La bella y los raros

Stonewall empezó el 28 de junio de 1969. Poco antes, gran parte de los varones gays de Nueva York ya se habían visto las caras en el funeral de Judy Garland. Su nombre fue contraseña de disidencia sexual durante décadas. Aquí, algunas instantáneas del auge y ocaso de una estrella con el brillo de los siete colores.

 Por Kado Kostzer

”¿Es amigo de Dorothy?” era un susurro frecuente en los circuitos subterráneos del mundo gay preStonewall. La codificada pregunta equivalía a las posteriores ya obsoletas “¿entiende?”, “¿es del ambiente?”, “¿es del club?”, y obedecía a la sana inquietud de saber la orientación sexual de un prospecto de interés. ¿Quién era Dorothy? Algunos pensaban que era la incisiva Parker, la escritora de igual primer nombre cuyo círculo tenía muchos homosexuales. De ninguna manera. La Dorothy de los amigos había nacido con el siglo XX de la imaginación de L. Frank Baum, como la heroína de El mago de Oz, y alcanzado la inmortalidad en 1939, personificada en el cine por Judy Garland. La identificación de la comunidad gay con la actriz/personaje y una de sus canciones, “Over the Rainbow”, había sido instantánea y se extendió por décadas.

Así como Dorothy que, siguiendo el camino de baldosas amarillas, había llegado al maravilloso reino de Oz, Judy había atravesado –sin zapatitos mágicos rojos– el suyo propio y a los empujones que le propinaba su entorno con Ethel Gumm, la madre, a la cabeza. La ambiciosa mujer estaba decidida a que sus tres hijas triunfaran en los entonces populares espectáculos de vodevil como las Hermanas Gumm, Suzy, Ginnie y la menor Frances Ethel, que se autobautizó Judy, título de una canción que arrancaba ovaciones. El Garland surgió, según dicen, en homenaje al crítico Robert Garland, autor de una elogiosa reseña. Muy pronto, tanto la señora Ethel como los empresarios se dieron cuenta del potencial de la pequeña, condenando a las otras dos integrantes del trío al eclipse total, con el resentimiento correspondiente.

Hollywood

En 1935, luego de largo peregrinar, la veterana Judy de 13 años (había debutado a los tres) firmó un contrato –es un decir, pues su temible madre hacía y deshacía a su gusto– con la MGM, el estudio que tenía “más estrellas que el cielo”. Los productores la usaron de comodín en varias películas sin saber qué hacer con esa niña ya muy crecida o con esa mujer incipiente. El poderoso patrón, Louis B. Mayer –que luego se jactaría de su descubrimiento–, se refería a ella despectivamente como “la jorobadita”.

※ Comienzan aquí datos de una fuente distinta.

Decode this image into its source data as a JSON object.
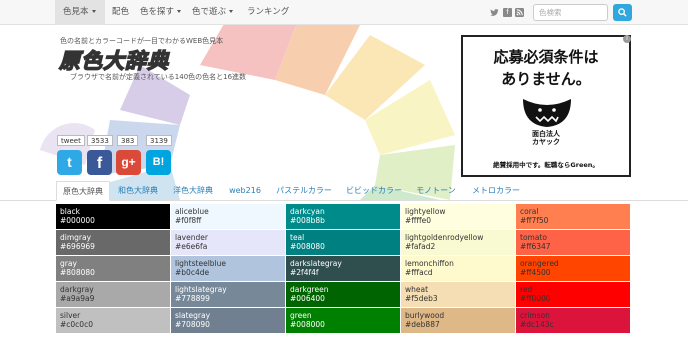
{
  "nav": {
    "items": [
      {
        "label": "色見本"
      },
      {
        "label": "配色"
      },
      {
        "label": "色を探す"
      },
      {
        "label": "色で遊ぶ"
      },
      {
        "label": "ランキング"
      }
    ],
    "social_icons": [
      "twitter-icon",
      "facebook-icon",
      "rss-icon"
    ],
    "search_placeholder": "色検索",
    "search_icon": "search-icon"
  },
  "header": {
    "subtitle": "色の名前とカラーコードが一目でわかるWEB色見本",
    "logo": "原色大辞典",
    "logo_sub": "ブラウザで名前が定義されている140色の色名と16進数"
  },
  "ad": {
    "line1": "応募必須条件は",
    "line2": "ありません。",
    "brand_line1": "面白法人",
    "brand_line2": "カヤック",
    "footer": "絶賛採用中です。転職ならGreen。"
  },
  "share": {
    "tweet_label": "tweet",
    "counts": [
      "3533",
      "383",
      "3139"
    ],
    "icons": [
      "twitter-share-icon",
      "facebook-share-icon",
      "googleplus-share-icon",
      "hatena-bookmark-icon"
    ],
    "glyphs": [
      "t",
      "f",
      "g+",
      "B!"
    ]
  },
  "tabs": [
    {
      "label": "原色大辞典"
    },
    {
      "label": "和色大辞典"
    },
    {
      "label": "洋色大辞典"
    },
    {
      "label": "web216"
    },
    {
      "label": "パステルカラー"
    },
    {
      "label": "ビビッドカラー"
    },
    {
      "label": "モノトーン"
    },
    {
      "label": "メトロカラー"
    }
  ],
  "colors": [
    [
      {
        "name": "black",
        "code": "#000000",
        "text": "#ffffff"
      },
      {
        "name": "dimgray",
        "code": "#696969",
        "text": "#ffffff"
      },
      {
        "name": "gray",
        "code": "#808080",
        "text": "#ffffff"
      },
      {
        "name": "darkgray",
        "code": "#a9a9a9",
        "text": "#333333"
      },
      {
        "name": "silver",
        "code": "#c0c0c0",
        "text": "#333333"
      }
    ],
    [
      {
        "name": "aliceblue",
        "code": "#f0f8ff",
        "text": "#333333"
      },
      {
        "name": "lavender",
        "code": "#e6e6fa",
        "text": "#333333"
      },
      {
        "name": "lightsteelblue",
        "code": "#b0c4de",
        "text": "#333333"
      },
      {
        "name": "lightslategray",
        "code": "#778899",
        "text": "#ffffff"
      },
      {
        "name": "slategray",
        "code": "#708090",
        "text": "#ffffff"
      }
    ],
    [
      {
        "name": "darkcyan",
        "code": "#008b8b",
        "text": "#ffffff"
      },
      {
        "name": "teal",
        "code": "#008080",
        "text": "#ffffff"
      },
      {
        "name": "darkslategray",
        "code": "#2f4f4f",
        "text": "#ffffff"
      },
      {
        "name": "darkgreen",
        "code": "#006400",
        "text": "#ffffff"
      },
      {
        "name": "green",
        "code": "#008000",
        "text": "#ffffff"
      }
    ],
    [
      {
        "name": "lightyellow",
        "code": "#ffffe0",
        "text": "#333333"
      },
      {
        "name": "lightgoldenrodyellow",
        "code": "#fafad2",
        "text": "#333333"
      },
      {
        "name": "lemonchiffon",
        "code": "#fffacd",
        "text": "#333333"
      },
      {
        "name": "wheat",
        "code": "#f5deb3",
        "text": "#333333"
      },
      {
        "name": "burlywood",
        "code": "#deb887",
        "text": "#333333"
      }
    ],
    [
      {
        "name": "coral",
        "code": "#ff7f50",
        "text": "#333333"
      },
      {
        "name": "tomato",
        "code": "#ff6347",
        "text": "#333333"
      },
      {
        "name": "orangered",
        "code": "#ff4500",
        "text": "#333333"
      },
      {
        "name": "red",
        "code": "#ff0000",
        "text": "#333333"
      },
      {
        "name": "crimson",
        "code": "#dc143c",
        "text": "#333333"
      }
    ]
  ]
}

El mago de Oz había sido pensada como escaparate para los talentos de Shirley Temple, otra niña prodigio (también con madre) mina de oro de la Fox. Para obtener sus servicios la Metro la cambiaría por dos de sus estrellas más valiosas: Clark Gable y Jean Harlow. La inoportuna muerte de la rubia platinada rompió el acuerdo y los productores recayeron en la ya crecida Judy, de casi 17 años. La maquinaria se puso en marcha. El genio de Adrian creó el famoso vestidito cuadrillé azul con el talle bien alto para dar la sensación de pequeñez. Su busto fue vendado cuidadosamente cada mañana para disimular las abundantes formas femeninas y continuamente se ensayaban nuevos trucos para captar la niñez requerida. El resto es historia.

Fama y crisis

El éxito le trajo padeceres. La sumisa mujercita –acomplejada por la belleza de Ava, Liz y Lana, otras chicas de la Metro– había pasado a comportarse como prima donna y el cuidado que se ponía en ella estaba a la altura de su jugoso rendimiento en boleterías. Como mostraba tendencia a engordar, era sometida a rigurosas dietas y a anfetaminas. Un detective del estudio seguía sus pasos. En uno de sus reportes consignaba: “Miss Garland devoró su comida especial y como Lana Turner, sentada a su dado, había dejado el puré intacto, se lo pidió para tragarlo desaforadamente”.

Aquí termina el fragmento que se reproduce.